In weit größerem Umfang haben Schülerinnen und Schüler der Mittelstufe des Gymnasiums Sonthofen das Angebot der Individuellen Lernzeit in Anspruch genommen, für das wir mit neun zusätzlichen Lehrerstunden ausgestattet sind. Nach einem Elternabend am Ende des Schuljahres 2014/15, bei dem wir über die Möglichkeit zur Individuellen Lernzeit informierten, ging das Angebot zur Teilnahme an der Individuellen Lernzeit im Schuljahr 2015/16 an insgesamt 58 Schülerinnen und Schüler der 8. bis 10. Jahrgangsstufe. Voraussetzung zur Teilnahme ist die Anmeldung durch die Eltern und ein Motivationsschreiben, in dem der Schüler seine Beweggründe für die Teilnahme an der Fördermaßnahme erklärt. Ziel der Individuellen Lernzeit ist es eben, die Schülerinnen und Schüler selbst zum besseren Lernen zu motivieren und ihnen dabei zu helfen, ihre Defizite möglichst selbständig zu bearbeiten. Idealerweise sollte eine überschaubare Phase von maximal einem Jahr dazu reichen, die Teilnehmer nachhaltig zu erfolgreicherem Lernen anzuleiten. Das kann allerdings nur funktionieren, wenn die teilnehmenden Schüler selbst die Notwendigkeit zur Mitarbeit erkennen und dies als Chance auf ihrem Weg zum Abitur begreifen.
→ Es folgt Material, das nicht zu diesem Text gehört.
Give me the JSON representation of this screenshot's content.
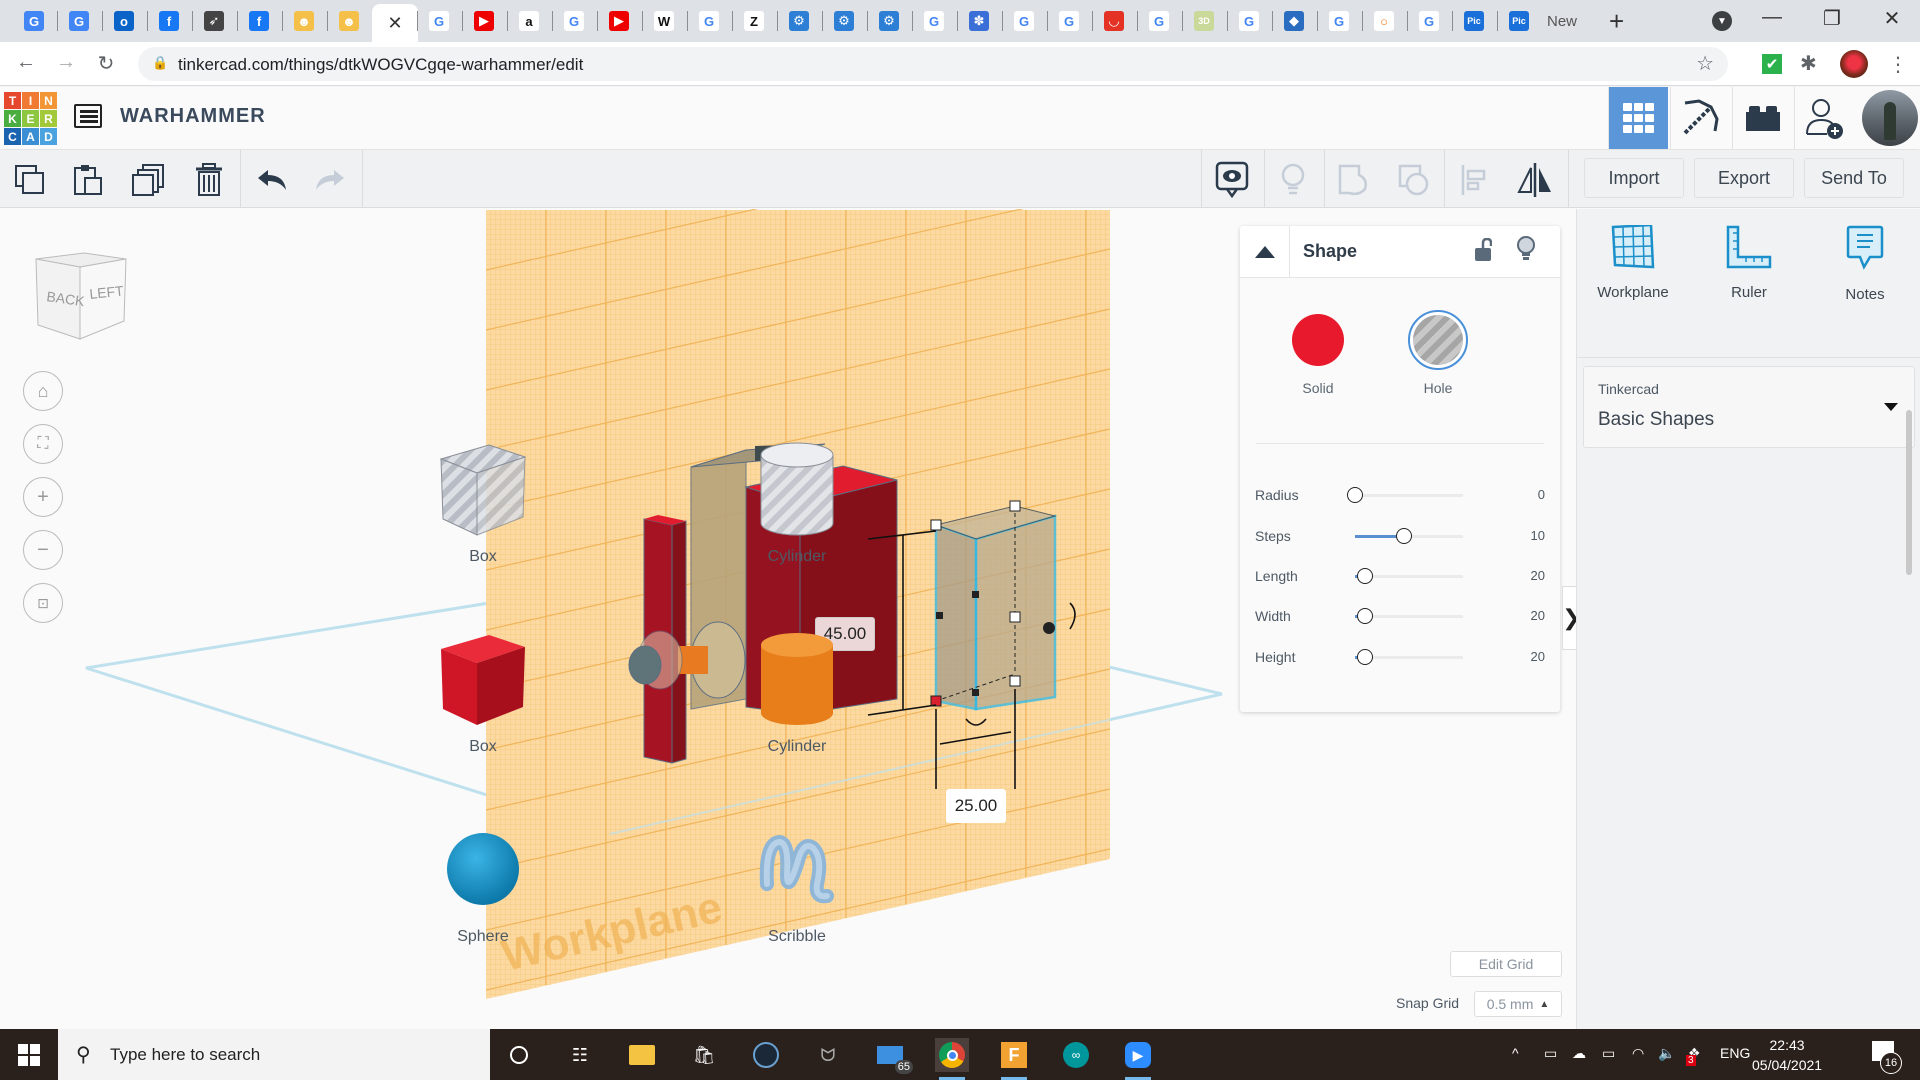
{
  "browser": {
    "tabs": [
      {
        "icon": "google-translate-icon"
      },
      {
        "icon": "google-translate-icon"
      },
      {
        "icon": "outlook-icon"
      },
      {
        "icon": "facebook-icon"
      },
      {
        "icon": "rocket-icon"
      },
      {
        "icon": "facebook-icon"
      },
      {
        "icon": "tinkercad-bot-icon"
      },
      {
        "icon": "tinkercad-bot-icon"
      },
      {
        "icon": "active-tab-close-icon",
        "active": true
      },
      {
        "icon": "google-icon"
      },
      {
        "icon": "youtube-icon"
      },
      {
        "icon": "amazon-icon"
      },
      {
        "icon": "google-icon"
      },
      {
        "icon": "youtube-icon"
      },
      {
        "icon": "wikipedia-icon"
      },
      {
        "icon": "google-icon"
      },
      {
        "icon": "z-icon"
      },
      {
        "icon": "gear-icon"
      },
      {
        "icon": "gear-icon"
      },
      {
        "icon": "gear-icon"
      },
      {
        "icon": "google-icon"
      },
      {
        "icon": "flower-icon"
      },
      {
        "icon": "google-icon"
      },
      {
        "icon": "google-icon"
      },
      {
        "icon": "aliexpress-icon"
      },
      {
        "icon": "google-icon"
      },
      {
        "icon": "3dp-block-icon"
      },
      {
        "icon": "google-icon"
      },
      {
        "icon": "cube-app-icon"
      },
      {
        "icon": "google-icon"
      },
      {
        "icon": "ring-icon"
      },
      {
        "icon": "google-icon"
      },
      {
        "icon": "pic-icon"
      },
      {
        "icon": "pic-icon"
      }
    ],
    "last_tab_label": "New",
    "url": "tinkercad.com/things/dtkWOGVCgqe-warhammer/edit"
  },
  "app": {
    "logo_letters": [
      "T",
      "I",
      "N",
      "K",
      "E",
      "R",
      "C",
      "A",
      "D"
    ],
    "logo_colors": [
      "#e5482c",
      "#f07a31",
      "#f19535",
      "#49ad3f",
      "#8dc63f",
      "#a2c93a",
      "#1b64b0",
      "#3a8fd4",
      "#4aa3df"
    ],
    "project_title": "WARHAMMER",
    "header_buttons": [
      "3d-view-grid-icon",
      "pickaxe-icon",
      "brick-icon",
      "add-user-icon"
    ]
  },
  "toolbar": {
    "import_label": "Import",
    "export_label": "Export",
    "send_to_label": "Send To"
  },
  "canvas": {
    "viewcube_faces": {
      "back": "BACK",
      "left": "LEFT"
    },
    "dimension_height": "45.00",
    "dimension_width": "25.00",
    "workplane_watermark": "Workplane"
  },
  "shape_panel": {
    "title": "Shape",
    "solid_label": "Solid",
    "hole_label": "Hole",
    "solid_color": "#e8192c",
    "selected_mode": "Hole",
    "properties": [
      {
        "label": "Radius",
        "value": "0",
        "fraction": 0.0
      },
      {
        "label": "Steps",
        "value": "10",
        "fraction": 0.45
      },
      {
        "label": "Length",
        "value": "20",
        "fraction": 0.09
      },
      {
        "label": "Width",
        "value": "20",
        "fraction": 0.09
      },
      {
        "label": "Height",
        "value": "20",
        "fraction": 0.09
      }
    ]
  },
  "grid": {
    "edit_grid_label": "Edit Grid",
    "snap_grid_label": "Snap Grid",
    "snap_grid_value": "0.5 mm"
  },
  "sidebar": {
    "tools": [
      {
        "label": "Workplane",
        "icon": "workplane-icon"
      },
      {
        "label": "Ruler",
        "icon": "ruler-icon"
      },
      {
        "label": "Notes",
        "icon": "notes-icon"
      }
    ],
    "library_source": "Tinkercad",
    "library_name": "Basic Shapes",
    "shapes": [
      {
        "label": "Box",
        "kind": "box-hole"
      },
      {
        "label": "Cylinder",
        "kind": "cylinder-hole"
      },
      {
        "label": "Box",
        "kind": "box-solid"
      },
      {
        "label": "Cylinder",
        "kind": "cylinder-solid"
      },
      {
        "label": "Sphere",
        "kind": "sphere"
      },
      {
        "label": "Scribble",
        "kind": "scribble"
      }
    ]
  },
  "taskbar": {
    "search_placeholder": "Type here to search",
    "apps": [
      "task-view-icon",
      "cortana-icon",
      "file-explorer-icon",
      "store-icon",
      "steam-icon",
      "predator-icon",
      "mail-icon",
      "chrome-icon",
      "fusion-icon",
      "arduino-icon",
      "zoom-icon"
    ],
    "mail_badge": "65",
    "language": "ENG",
    "dropbox_badge": "3",
    "time": "22:43",
    "date": "05/04/2021",
    "notifications_count": "16"
  }
}
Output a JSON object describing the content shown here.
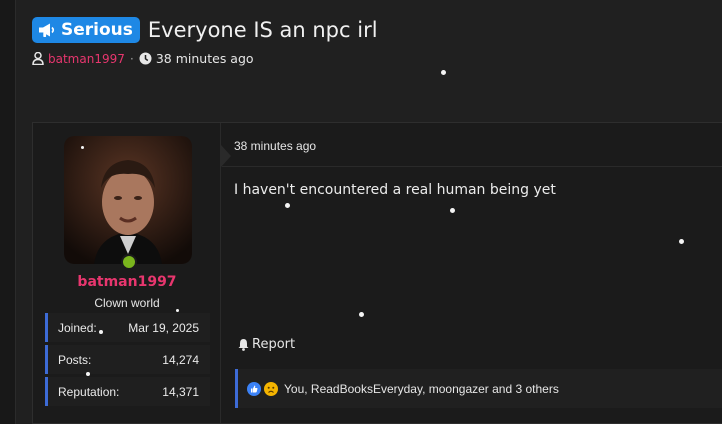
{
  "thread": {
    "prefix": "Serious",
    "prefix_icon": "megaphone-icon",
    "title": "Everyone IS an npc irl",
    "author": "batman1997",
    "separator": "·",
    "time": "38 minutes ago"
  },
  "post": {
    "author": {
      "username": "batman1997",
      "user_title": "Clown world",
      "online": true,
      "stats": [
        {
          "label": "Joined:",
          "value": "Mar 19, 2025"
        },
        {
          "label": "Posts:",
          "value": "14,274"
        },
        {
          "label": "Reputation:",
          "value": "14,371"
        }
      ]
    },
    "time": "38 minutes ago",
    "body": "I haven't encountered a real human being yet",
    "report_label": "Report",
    "reactions": {
      "icons": [
        "like-icon",
        "sad-icon"
      ],
      "text": "You, ReadBooksEveryday, moongazer and 3 others"
    }
  },
  "colors": {
    "background": "#202020",
    "accent": "#1e88e5",
    "username": "#e8366e",
    "online": "#7ab51d",
    "stat_border": "#3d6bd6"
  }
}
34 der 58 Schülerinnen und Schüler, die die Einladung zur Individuellen Lernzeit erhielten, meldeten sich an, 24 lehnten die Teilnahme ab. Bei 13 der angemeldeten Schüler konnte die Maßnahme zum Halbjahr beendet werden, weil sich zu diesem Zeitpunkt ihre Leistungen bereits erkennbar stabilisiert hatten. Dadurch eröffneten sich weitere Möglichkeiten für Schüler, die erst im Laufe des Schuljahres von absinkenden Leistungen betroffen waren. 2 Schülerinnen oder Schüler meldeten sich im Laufe des Schuljahres wieder ab, bei 2 Schülern musste die Lernzeit wegen mangelnder Mitarbeitsbereitschaft beendet werden. Insgesamt bestätigt die Leistungsentwicklung der 34 Schüler, die sich auf die Individuelle Lernzeit eingelassen haben, die Sinnhaftigkeit dieser Förderung: nur knapp 30 Prozent dieser Gruppe waren nach dem dritten Notenbericht noch gefährdet, wohingegen 50 Prozent derjenigen, die sich nicht angemeldet hatten oder wieder ausgeschieden sind, das Schuljahr Ende April noch nicht sicher bestanden hatten.
Vielleicht können diese Zahlen ein Ansporn sein, die Einladung zur Individuellen Lernzeit im kommenden Schuljahr ernst zu nehmen und nicht leichtfertig auf das Angebot zu verzichten, das sich an die Altersgruppe wendet, die am meisten mit den negativen Begleiterscheinungen des achtjährigen Gymnasiums zu kämpfen hat.